Robust mixed-sensitivity H∞ control for a class of MIMO uncertain nonlinear IPM synchronous motor via T-S fuzzy model

This article presents robust mixed-sensitivity H∞ output feedback controller by using loop shaping with regional Pole Placement for a class of MIMO uncertain nonlinear system. In order to design of controller first via Takagi and Sugeno´s (T-S) fuzzy approach the nonlinear dynamic is represented by several linear sub systems. After that, loop-shaping methodology and Mixed-sensitivity problem are introduced to formulate frequency-domain specifications and a systematic design of weighting matrices is presented. Then a regional pole-placement output feedback H∞ controller is employed by using linear matrix inequality (LMI) approach for each linear subsystem. Parallel Distributed Compensation (PDC) is used to design the controller for the overall system and the total linear system is obtained by using the weighted sum of the local linear system.
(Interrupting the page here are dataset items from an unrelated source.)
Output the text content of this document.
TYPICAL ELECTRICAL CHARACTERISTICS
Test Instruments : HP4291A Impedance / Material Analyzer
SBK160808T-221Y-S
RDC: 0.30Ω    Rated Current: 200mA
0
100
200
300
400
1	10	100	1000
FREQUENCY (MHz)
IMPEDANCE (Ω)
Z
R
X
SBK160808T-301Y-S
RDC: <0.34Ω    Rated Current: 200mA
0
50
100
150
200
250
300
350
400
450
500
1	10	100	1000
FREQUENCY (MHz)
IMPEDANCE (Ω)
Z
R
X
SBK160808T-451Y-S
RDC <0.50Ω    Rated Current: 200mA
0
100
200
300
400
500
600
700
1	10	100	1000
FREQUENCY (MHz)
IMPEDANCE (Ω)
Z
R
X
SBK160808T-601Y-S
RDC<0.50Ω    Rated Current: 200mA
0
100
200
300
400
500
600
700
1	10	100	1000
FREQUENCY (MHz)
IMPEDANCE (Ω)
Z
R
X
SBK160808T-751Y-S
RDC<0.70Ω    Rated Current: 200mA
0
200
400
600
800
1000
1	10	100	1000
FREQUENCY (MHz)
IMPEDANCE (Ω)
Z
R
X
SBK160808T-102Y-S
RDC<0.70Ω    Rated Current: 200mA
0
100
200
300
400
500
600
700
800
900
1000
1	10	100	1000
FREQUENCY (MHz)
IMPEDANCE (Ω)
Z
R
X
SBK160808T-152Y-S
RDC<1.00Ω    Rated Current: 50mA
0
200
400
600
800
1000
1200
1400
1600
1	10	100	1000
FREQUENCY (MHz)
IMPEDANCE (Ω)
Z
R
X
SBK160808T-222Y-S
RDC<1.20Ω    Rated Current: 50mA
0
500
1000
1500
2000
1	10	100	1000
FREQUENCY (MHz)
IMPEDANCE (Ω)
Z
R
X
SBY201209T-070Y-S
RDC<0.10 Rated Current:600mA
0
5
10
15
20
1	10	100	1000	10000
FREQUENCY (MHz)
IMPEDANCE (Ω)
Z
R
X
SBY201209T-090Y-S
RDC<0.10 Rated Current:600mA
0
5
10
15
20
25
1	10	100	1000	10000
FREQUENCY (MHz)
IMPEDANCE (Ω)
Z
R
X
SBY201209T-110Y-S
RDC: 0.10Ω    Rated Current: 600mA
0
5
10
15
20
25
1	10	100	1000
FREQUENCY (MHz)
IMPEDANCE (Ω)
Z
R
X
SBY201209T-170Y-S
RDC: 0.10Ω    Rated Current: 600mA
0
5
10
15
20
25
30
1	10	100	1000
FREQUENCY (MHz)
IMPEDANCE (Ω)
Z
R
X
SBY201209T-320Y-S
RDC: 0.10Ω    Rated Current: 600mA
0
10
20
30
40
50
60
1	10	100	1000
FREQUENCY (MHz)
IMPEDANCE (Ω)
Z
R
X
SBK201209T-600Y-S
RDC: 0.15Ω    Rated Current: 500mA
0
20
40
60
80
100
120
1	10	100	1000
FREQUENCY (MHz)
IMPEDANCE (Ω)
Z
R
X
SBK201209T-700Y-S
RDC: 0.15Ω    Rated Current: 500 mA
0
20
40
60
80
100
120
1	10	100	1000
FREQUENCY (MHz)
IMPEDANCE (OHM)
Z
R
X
Several results show that the proposed method can effectively meet the performance requirements like robustness, good load disturbance rejection responses, good tracking responses and fast transient responses for the 3-phase interior permanent magnet synchronous motor (IPMSM) system. In addition, the superiority of the proposed control scheme is indicated in comparison with the feedback linearization and the H2/H∞ controller´s methods.